I admire the complexity and depth Cardona brings to this young adult tale and the respect he has for his readers. He does not insult his young readers with over-simplification and a dumbed-down vocabulary. Relish with me “the fetor of death,” for example. Or the speech of the Tundric officers, with their echoes of the poems of the Icelandic Viking sagas like “game of iron” or “swords covered in the dew of men’s blood.” His political setting of warring realms under outside threat carries echoes of the warring but inter-related Anglo-Saxon realms on the eve of the Viking invasions that eventually unified England. He explores the ancient and persistent trade-off between a spiritual vocation and an ordinary layman’s life through both his young apprentices, standing on the precipice of their decisions, and through the lives of their old masters, who have had to live with their decisions. While his heroes are moral and generous, they are also prey to selfish urges, lapses into cowardice and thoughtlessness. In short, they are very human and real. And oh! He does marvelous things with the great creatures awakened in his story.

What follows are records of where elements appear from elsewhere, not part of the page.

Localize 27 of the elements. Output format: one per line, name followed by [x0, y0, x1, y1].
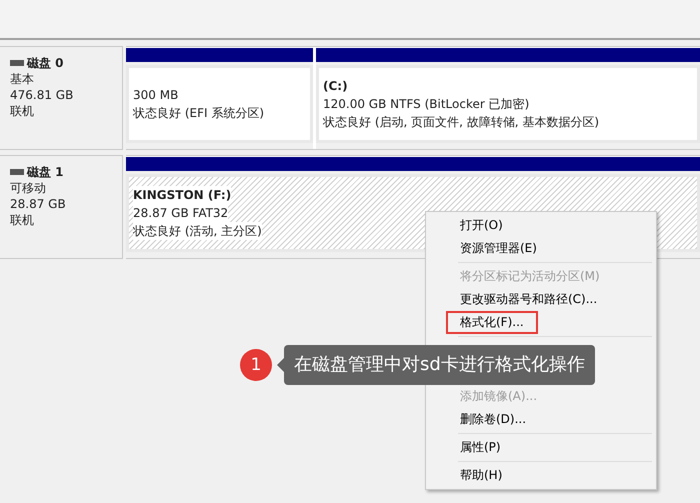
partition-status: 状态良好 (活动, 主分区) [133, 222, 262, 240]
menu-item[interactable]: 帮助(H) [460, 467, 502, 484]
disk-type: 基本 [10, 71, 35, 87]
partition-size: 300 MB [133, 87, 178, 104]
menu-item[interactable]: 删除卷(D)... [460, 411, 526, 428]
partition-status: 状态良好 (启动, 页面文件, 故障转储, 基本数据分区) [323, 114, 600, 131]
disk-type: 可移动 [10, 180, 47, 196]
menu-item[interactable]: 打开(O) [460, 217, 503, 234]
disk-status: 联机 [10, 212, 35, 228]
pointer-icon [277, 358, 284, 372]
disk-size: 28.87 GB [10, 196, 67, 212]
menu-item[interactable]: 格式化(F)... [446, 311, 538, 334]
callout-tooltip: 在磁盘管理中对sd卡进行格式化操作 [284, 345, 595, 385]
partition-block[interactable]: 300 MB 状态良好 (EFI 系统分区) [126, 65, 313, 143]
partition-status: 状态良好 (EFI 系统分区) [133, 105, 264, 122]
menu-item[interactable]: 属性(P) [460, 439, 501, 456]
partition-label: KINGSTON (F:) [133, 186, 232, 204]
disk-status: 联机 [10, 103, 35, 119]
partition-block[interactable]: (C:) 120.00 GB NTFS (BitLocker 已加密) 状态良好 (启动, 页面文件, 故障转储, 基本数据分区) [316, 65, 700, 143]
step-number-badge: 1 [240, 349, 272, 381]
partition-size: 28.87 GB FAT32 [133, 204, 228, 222]
menu-item[interactable]: 更改驱动器号和路径(C)... [460, 291, 598, 308]
partition-size: 120.00 GB NTFS (BitLocker 已加密) [323, 96, 530, 113]
partition-label: (C:) [323, 78, 348, 95]
disk-name: 磁盘 1 [27, 164, 64, 180]
disk-size: 476.81 GB [10, 87, 74, 103]
disk-name: 磁盘 0 [27, 55, 64, 71]
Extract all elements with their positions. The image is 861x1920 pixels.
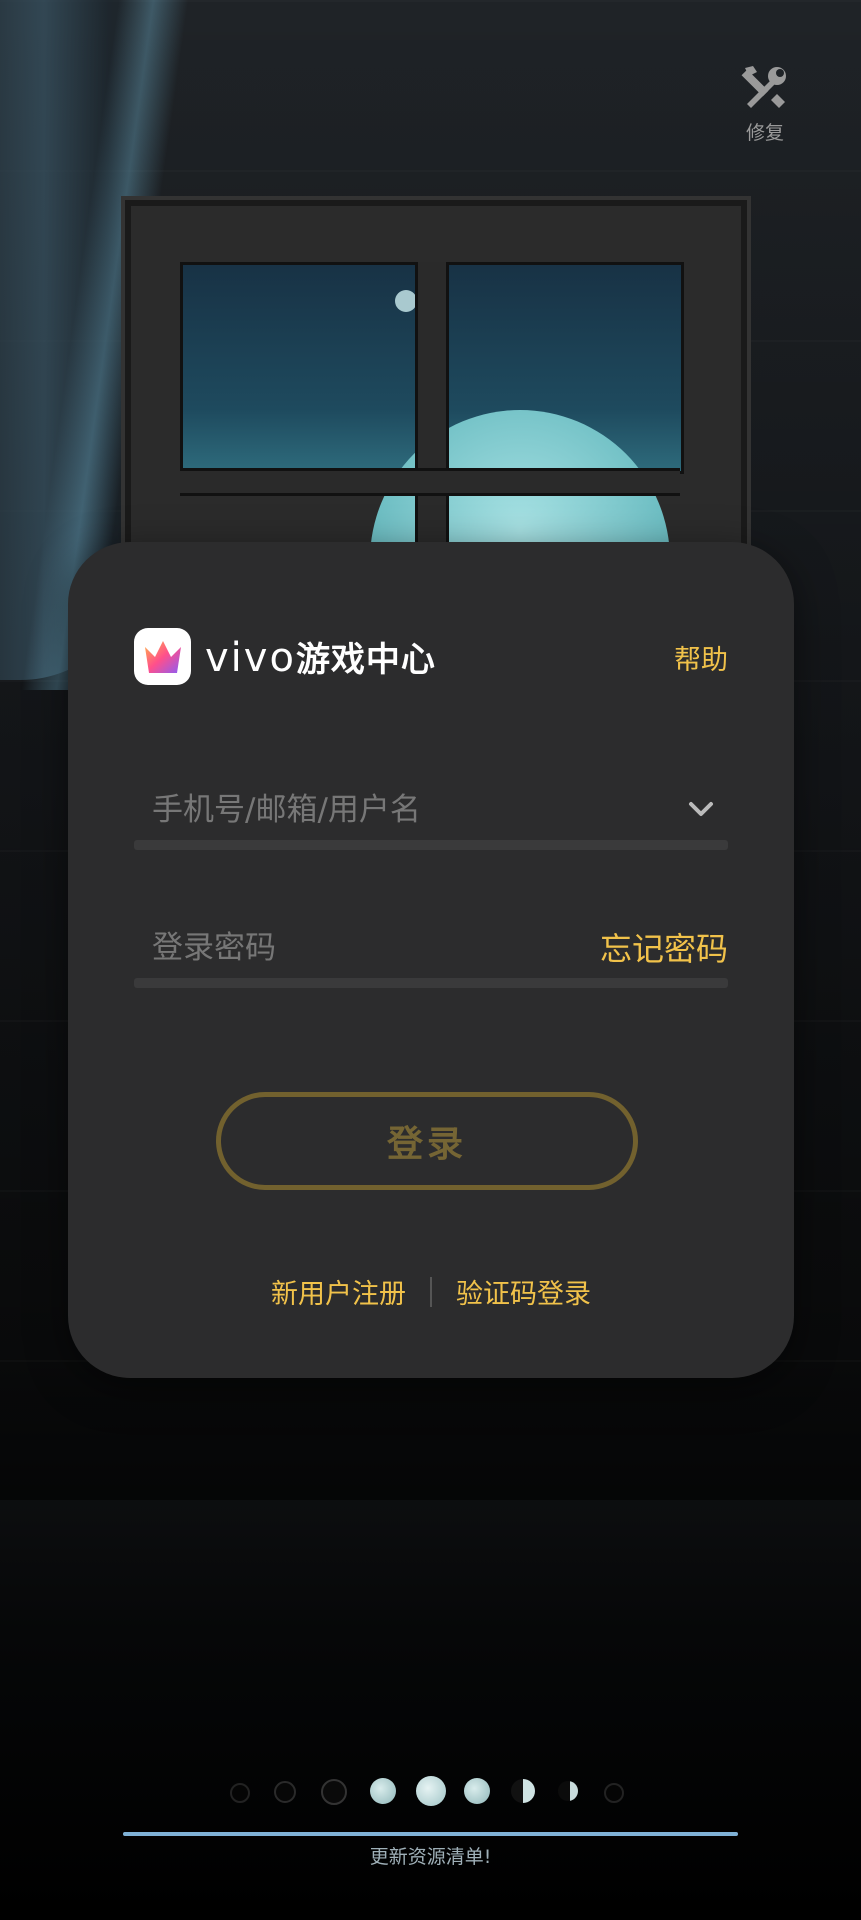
account-input[interactable] (134, 774, 624, 846)
window-mullion (180, 468, 680, 496)
chevron-down-icon[interactable] (686, 794, 716, 824)
register-link[interactable]: 新用户注册 (271, 1272, 406, 1311)
secondary-links: 新用户注册 验证码登录 (68, 1272, 794, 1311)
moon-phase-dot (464, 1778, 490, 1804)
password-field: 忘记密码 (134, 912, 728, 992)
brand-name-latin: vivo (205, 635, 296, 681)
window-mullion (415, 262, 449, 552)
login-button[interactable]: 登录 (216, 1092, 638, 1190)
window-pane (180, 262, 421, 474)
brand-name: vivo游戏中心 (205, 632, 436, 681)
sms-login-link[interactable]: 验证码登录 (456, 1272, 591, 1311)
loading-progress-bar (123, 1832, 738, 1836)
wrench-screwdriver-icon (737, 60, 793, 116)
repair-button[interactable]: 修复 (730, 60, 800, 145)
forgot-password-link[interactable]: 忘记密码 (600, 924, 728, 970)
game-launch-screen: 修复 vivo游戏中心 帮助 手机号/邮箱/用户名 忘记密码 登录 新用户注册 … (0, 0, 861, 1920)
moon-phase-dot (230, 1783, 250, 1803)
crown-icon (134, 628, 191, 685)
account-field (134, 774, 728, 854)
brand-name-cn: 游戏中心 (295, 640, 436, 680)
moon-phase-dot (511, 1779, 535, 1803)
brand-header: vivo游戏中心 (134, 628, 436, 685)
field-underline (134, 840, 728, 850)
link-divider (430, 1276, 432, 1307)
loading-progress-fill (123, 1832, 738, 1836)
moon-phase-dot (321, 1779, 347, 1805)
password-input[interactable] (134, 912, 624, 984)
login-card: vivo游戏中心 帮助 忘记密码 登录 新用户注册 验证码登录 (68, 542, 794, 1378)
moon-phase-dot (370, 1778, 396, 1804)
loading-status-text: 更新资源清单! (369, 1846, 492, 1868)
repair-label: 修复 (745, 122, 784, 144)
help-link[interactable]: 帮助 (674, 638, 728, 677)
moon-phase-dot (604, 1783, 624, 1803)
moon-phase-dot (558, 1781, 578, 1801)
moon-phase-dot (416, 1776, 446, 1806)
moon-phase-dot (274, 1781, 296, 1803)
small-moon-illustration (395, 290, 417, 312)
moon-phase-indicator (230, 1776, 630, 1806)
field-underline (134, 978, 728, 988)
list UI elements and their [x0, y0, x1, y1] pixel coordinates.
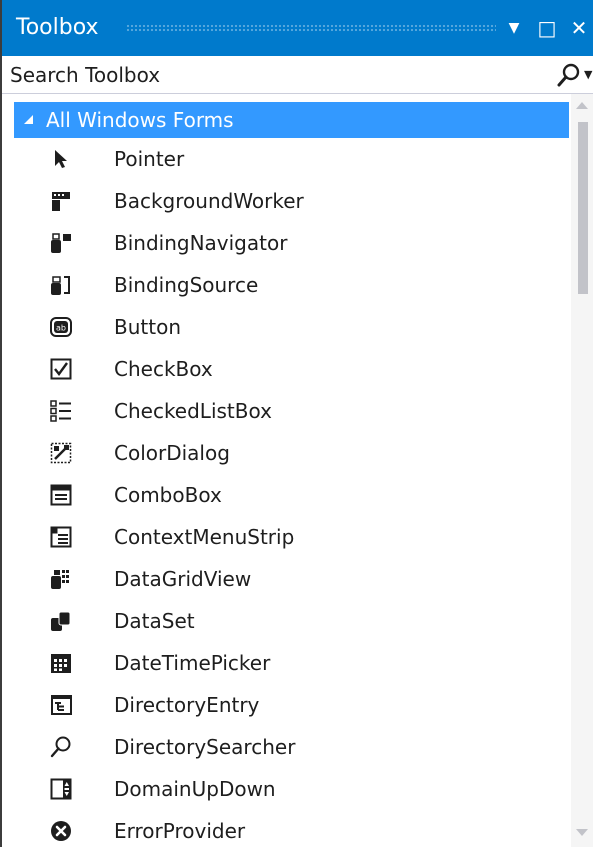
vertical-scrollbar[interactable] — [571, 94, 593, 847]
window-position-dropdown-button[interactable]: ▼ — [502, 14, 526, 42]
search-bar: ▼ — [2, 56, 593, 94]
title-bar[interactable]: Toolbox ▼ □ ✕ — [2, 0, 593, 56]
scrollbar-thumb[interactable] — [578, 122, 588, 294]
drag-grip[interactable] — [126, 24, 496, 32]
checkbox-icon — [50, 358, 72, 380]
item-label: BackgroundWorker — [114, 189, 304, 213]
toolbox-item-domainupdown[interactable]: DomainUpDown — [14, 768, 569, 810]
item-label: DateTimePicker — [114, 651, 271, 675]
toolbox-item-checkedlistbox[interactable]: CheckedListBox — [14, 390, 569, 432]
toolbox-item-button[interactable]: ab Button — [14, 306, 569, 348]
error-provider-icon — [51, 821, 71, 841]
toolbox-item-dataset[interactable]: DataSet — [14, 600, 569, 642]
category-all-windows-forms[interactable]: All Windows Forms — [14, 102, 569, 138]
item-label: CheckedListBox — [114, 399, 272, 423]
toolbox-item-errorprovider[interactable]: ErrorProvider — [14, 810, 569, 852]
directory-entry-icon — [51, 695, 72, 715]
context-menu-strip-icon — [50, 526, 72, 548]
toolbox-item-pointer[interactable]: Pointer — [14, 138, 569, 180]
item-label: DirectorySearcher — [114, 735, 296, 759]
binding-source-icon — [51, 276, 70, 295]
button-control-icon: ab — [50, 317, 72, 337]
item-label: CheckBox — [114, 357, 213, 381]
item-label: BindingNavigator — [114, 231, 288, 255]
item-label: BindingSource — [114, 273, 259, 297]
item-label: ColorDialog — [114, 441, 230, 465]
toolbox-item-colordialog[interactable]: ColorDialog — [14, 432, 569, 474]
item-label: DomainUpDown — [114, 777, 276, 801]
search-options-dropdown[interactable]: ▼ — [584, 68, 593, 82]
directory-searcher-icon — [50, 736, 71, 758]
category-label: All Windows Forms — [46, 108, 234, 132]
checked-list-box-icon — [50, 400, 71, 422]
item-label: ContextMenuStrip — [114, 525, 295, 549]
toolbox-item-datagridview[interactable]: DataGridView — [14, 558, 569, 600]
item-label: ErrorProvider — [114, 819, 246, 843]
search-icon[interactable] — [556, 62, 582, 88]
binding-navigator-icon — [51, 233, 71, 253]
item-label: ComboBox — [114, 483, 222, 507]
toolbox-item-bindingsource[interactable]: BindingSource — [14, 264, 569, 306]
color-dialog-icon — [50, 442, 72, 464]
item-label: DataSet — [114, 609, 195, 633]
window-title: Toolbox — [16, 15, 99, 40]
item-label: Pointer — [114, 147, 185, 171]
data-set-icon — [51, 611, 71, 631]
close-button[interactable]: ✕ — [567, 14, 591, 42]
item-label: DataGridView — [114, 567, 252, 591]
toolbox-content: All Windows Forms Pointer BackgroundWork… — [2, 94, 593, 847]
domain-up-down-icon — [50, 778, 72, 800]
item-label: DirectoryEntry — [114, 693, 260, 717]
svg-text:ab: ab — [56, 324, 66, 333]
toolbox-item-contextmenustrip[interactable]: ContextMenuStrip — [14, 516, 569, 558]
item-label: Button — [114, 315, 181, 339]
search-input[interactable] — [10, 56, 540, 93]
toolbox-window: Toolbox ▼ □ ✕ ▼ All Windows Forms Pointe… — [0, 0, 593, 847]
toolbox-item-checkbox[interactable]: CheckBox — [14, 348, 569, 390]
date-time-picker-icon — [51, 654, 71, 673]
expand-arrow-icon[interactable] — [24, 115, 33, 124]
pointer-icon — [55, 150, 67, 168]
toolbox-item-list: Pointer BackgroundWorker BindingNavigato… — [14, 138, 569, 852]
toolbox-item-directoryentry[interactable]: DirectoryEntry — [14, 684, 569, 726]
toolbox-item-directorysearcher[interactable]: DirectorySearcher — [14, 726, 569, 768]
combo-box-icon — [50, 484, 72, 506]
background-worker-icon — [52, 192, 70, 211]
toolbox-item-bindingnavigator[interactable]: BindingNavigator — [14, 222, 569, 264]
scroll-up-arrow-icon[interactable] — [576, 102, 588, 109]
scroll-down-arrow-icon[interactable] — [576, 829, 588, 836]
toolbox-item-combobox[interactable]: ComboBox — [14, 474, 569, 516]
maximize-button[interactable]: □ — [535, 14, 559, 42]
toolbox-item-backgroundworker[interactable]: BackgroundWorker — [14, 180, 569, 222]
toolbox-item-datetimepicker[interactable]: DateTimePicker — [14, 642, 569, 684]
data-grid-view-icon — [51, 570, 69, 589]
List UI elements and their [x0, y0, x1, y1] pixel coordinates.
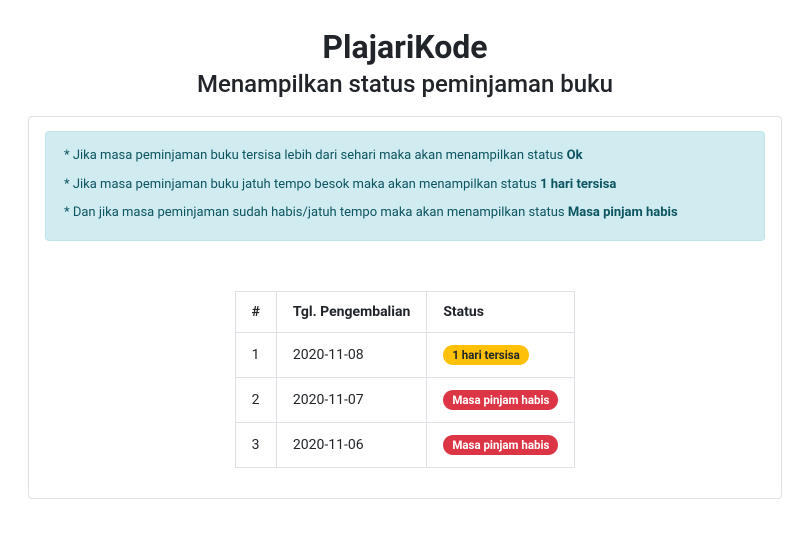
- cell-num: 2: [235, 378, 276, 423]
- cell-status: 1 hari tersisa: [427, 333, 575, 378]
- info-alert: * Jika masa peminjaman buku tersisa lebi…: [45, 131, 765, 241]
- alert-line-2-text: * Jika masa peminjaman buku jatuh tempo …: [64, 177, 540, 192]
- alert-line-2: * Jika masa peminjaman buku jatuh tempo …: [64, 173, 746, 198]
- page-subtitle: Menampilkan status peminjaman buku: [0, 70, 810, 98]
- cell-status: Masa pinjam habis: [427, 378, 575, 423]
- page-title: PlajariKode: [0, 28, 810, 66]
- alert-line-3-bold: Masa pinjam habis: [568, 205, 678, 220]
- table-container: # Tgl. Pengembalian Status 1 2020-11-08 …: [45, 291, 765, 468]
- cell-num: 1: [235, 333, 276, 378]
- cell-date: 2020-11-07: [276, 378, 426, 423]
- content-panel: * Jika masa peminjaman buku tersisa lebi…: [28, 116, 782, 499]
- status-badge: 1 hari tersisa: [443, 345, 529, 365]
- alert-line-1-bold: Ok: [567, 148, 583, 163]
- page: PlajariKode Menampilkan status peminjama…: [0, 0, 810, 519]
- col-header-num: #: [235, 292, 276, 333]
- cell-status: Masa pinjam habis: [427, 423, 575, 468]
- table-row: 2 2020-11-07 Masa pinjam habis: [235, 378, 575, 423]
- table-row: 3 2020-11-06 Masa pinjam habis: [235, 423, 575, 468]
- cell-date: 2020-11-08: [276, 333, 426, 378]
- cell-date: 2020-11-06: [276, 423, 426, 468]
- loan-status-table: # Tgl. Pengembalian Status 1 2020-11-08 …: [235, 291, 576, 468]
- alert-line-3-text: * Dan jika masa peminjaman sudah habis/j…: [64, 205, 568, 220]
- alert-line-1-text: * Jika masa peminjaman buku tersisa lebi…: [64, 148, 567, 163]
- col-header-status: Status: [427, 292, 575, 333]
- alert-line-3: * Dan jika masa peminjaman sudah habis/j…: [64, 201, 746, 226]
- status-badge: Masa pinjam habis: [443, 435, 558, 455]
- cell-num: 3: [235, 423, 276, 468]
- table-header-row: # Tgl. Pengembalian Status: [235, 292, 575, 333]
- col-header-date: Tgl. Pengembalian: [276, 292, 426, 333]
- alert-line-2-bold: 1 hari tersisa: [540, 177, 616, 192]
- table-row: 1 2020-11-08 1 hari tersisa: [235, 333, 575, 378]
- status-badge: Masa pinjam habis: [443, 390, 558, 410]
- alert-line-1: * Jika masa peminjaman buku tersisa lebi…: [64, 144, 746, 169]
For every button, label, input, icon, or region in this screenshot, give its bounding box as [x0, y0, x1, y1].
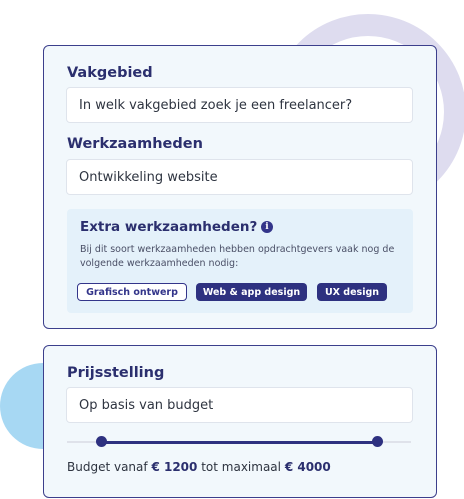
- slider-max-handle[interactable]: [371, 436, 383, 447]
- slider-range-fill: [101, 441, 377, 444]
- chip-grafisch-ontwerp[interactable]: Grafisch ontwerp: [77, 283, 187, 301]
- extra-tasks-description: Bij dit soort werkzaamheden hebben opdra…: [80, 244, 395, 269]
- pricing-select-value: Op basis van budget: [79, 397, 214, 413]
- tasks-input[interactable]: Ontwikkeling website: [66, 159, 413, 195]
- budget-range-slider[interactable]: [67, 436, 411, 448]
- field-input-placeholder: In welk vakgebied zoek je een freelancer…: [79, 97, 353, 113]
- budget-prefix: Budget vanaf: [67, 460, 148, 474]
- chip-ux-design[interactable]: UX design: [317, 283, 387, 301]
- pricing-label: Prijsstelling: [67, 365, 165, 381]
- tasks-input-value: Ontwikkeling website: [79, 169, 218, 185]
- extra-tasks-panel: Extra werkzaamheden? i Bij dit soort wer…: [67, 209, 413, 313]
- extra-tasks-title: Extra werkzaamheden?: [80, 219, 258, 235]
- slider-min-handle[interactable]: [96, 436, 108, 447]
- job-details-card: Vakgebied In welk vakgebied zoek je een …: [43, 45, 437, 329]
- field-label: Vakgebied: [67, 65, 153, 81]
- pricing-select[interactable]: Op basis van budget: [66, 387, 413, 423]
- pricing-card: Prijsstelling Op basis van budget Budget…: [43, 345, 437, 498]
- budget-middle: tot maximaal: [201, 460, 281, 474]
- chip-label: Grafisch ontwerp: [86, 286, 178, 298]
- field-input[interactable]: In welk vakgebied zoek je een freelancer…: [66, 87, 413, 123]
- tasks-label: Werkzaamheden: [67, 136, 203, 152]
- budget-min-value: € 1200: [151, 460, 198, 474]
- budget-summary: Budget vanaf € 1200 tot maximaal € 4000: [67, 460, 331, 474]
- chip-label: Web & app design: [202, 286, 301, 298]
- chip-label: UX design: [324, 286, 380, 298]
- chip-web-app-design[interactable]: Web & app design: [196, 283, 307, 301]
- budget-max-value: € 4000: [284, 460, 331, 474]
- info-icon[interactable]: i: [261, 221, 273, 233]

Definitely a worthwhile and engaging read, but a few problems bear mentioning. Typographical slips and jarring word choices and repetitions occasionally marred my experience of this magical adventure. Language choices veered from courtly formality (“My good king!”) to contemporary informality (“you know,” “neurotic kook”). I was unsure whether these were attempts at humor or just sloppy style. I hate sounding pedantic about such details when the story, world and characters are so well imagined and engaging, but I believe it hurts the cause of indie publishing when self-published authors release work that does not meet traditional professional editing standards.

In spite of my gripes about these small flaws, I would strongly recommend this series to young fantasy fans for its unique and memorable spin on the path of the wizard and the vividly imagined experience of being a wizard.